At the beginning they lived in lodgings in Saratel, at the parents of one of my classmates, not far from my grandmother's house; later they built a house on the lot given by grandmother Jager.

We were five siblings, three girls and two boys. David was born in 1925, I was born in 1927, Mirjam in 1930, Fajge in 1933, then Salamon was born in 1938.

My elder brother, David got his name after our grandfather. He was cross-eyed, he was born with this defect; the sun was shining and he looked into it...

Mirjam had a twin sister, who died during childbirth because of the umbilical cord. My poor mother cried so much; when she went to the graveyard, she used to look at the rows and say: where these are, there is room for one more; and that's what happened indeed: she gave birth after all this to Fajge, who also died as a child. Mirjam was deported together with us, and she died in Auschwitz.

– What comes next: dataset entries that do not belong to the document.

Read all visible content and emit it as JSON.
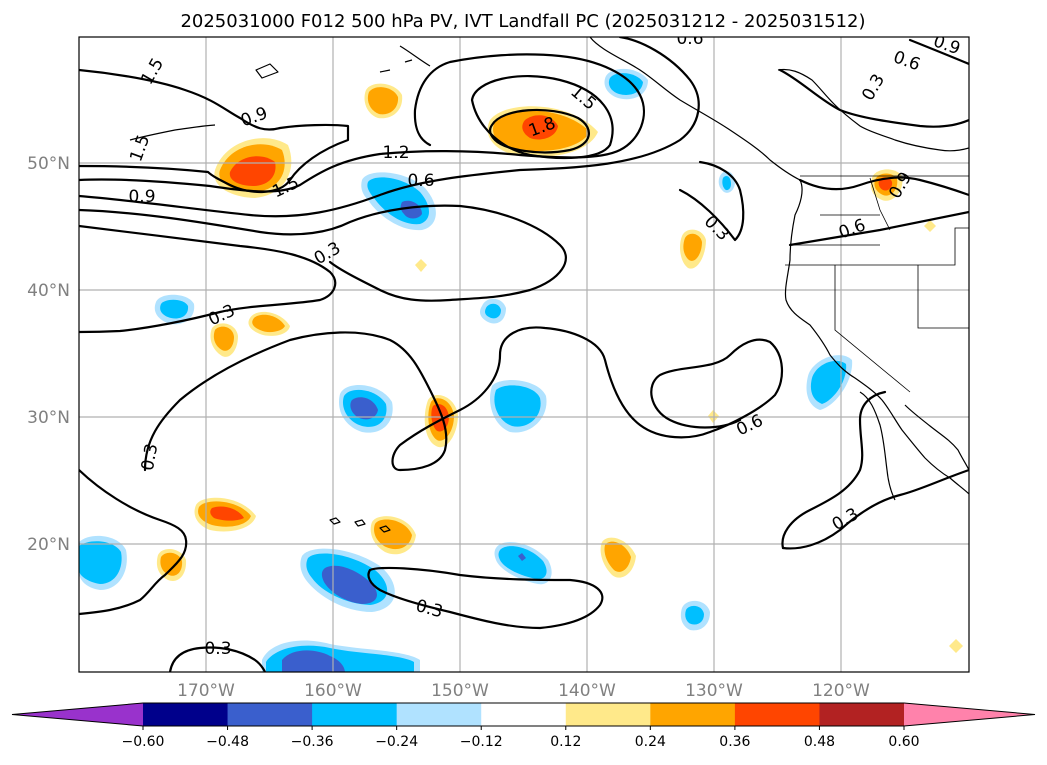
{
  "title": "2025031000 F012 500 hPa PV, IVT Landfall PC (2025031212 - 2025031512)",
  "map": {
    "lat_labels": [
      "50°N",
      "40°N",
      "30°N",
      "20°N"
    ],
    "lon_labels": [
      "170°W",
      "160°W",
      "150°W",
      "140°W",
      "130°W",
      "120°W"
    ],
    "grid": true,
    "projection": "PlateCarree",
    "lon_range": [
      -180,
      -110
    ],
    "lat_range": [
      10,
      60
    ]
  },
  "colorbar": {
    "ticks": [
      "−0.60",
      "−0.48",
      "−0.36",
      "−0.24",
      "−0.12",
      "0.12",
      "0.24",
      "0.36",
      "0.48",
      "0.60"
    ],
    "colors": [
      "#9932cc",
      "#00008b",
      "#3a5fcd",
      "#00bfff",
      "#b0e2ff",
      "#ffffff",
      "#ffe98a",
      "#ffa500",
      "#ff4500",
      "#b22222",
      "#ff82ab"
    ],
    "extend": "both"
  },
  "contour_labels": [
    "1.5",
    "1.5",
    "0.9",
    "0.9",
    "1.2",
    "1.5",
    "1.8",
    "1.5",
    "0.6",
    "0.3",
    "0.3",
    "0.3",
    "0.3",
    "0.3",
    "0.3",
    "0.6",
    "0.3",
    "0.6",
    "0.9",
    "0.6",
    "0.3",
    "0.6",
    "0.9",
    "0.6",
    "0.3"
  ]
}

Fajge was my favorite among my siblings; we were sleeping in the same bed, and she always went to bed earlier to heat up my place. It was war time, the Hungarians came in, and Fajge got ill right when the tanks were passing through Szeretfalva, so they couldn't take her to the doctor, we had to wait until the tanks went off, then we took her to Kolozsvar, to the Matyas hospital. The doctor said we came too late, her appendix was perforated. Yet I stayed there with her, but later they told us to bring her home, because her abdomen got full with pus. We were so close to each other that she couldn't die until I didn't go out of the room. She was ten years old, when she died in 1943. Fajge is buried in Szeretfalva, in the Jewish cemetery. The cemetery still exists.

In 1944 Salamon was very little, he didn't even go to school yet, when he was deported with us, and he died in Auschwitz.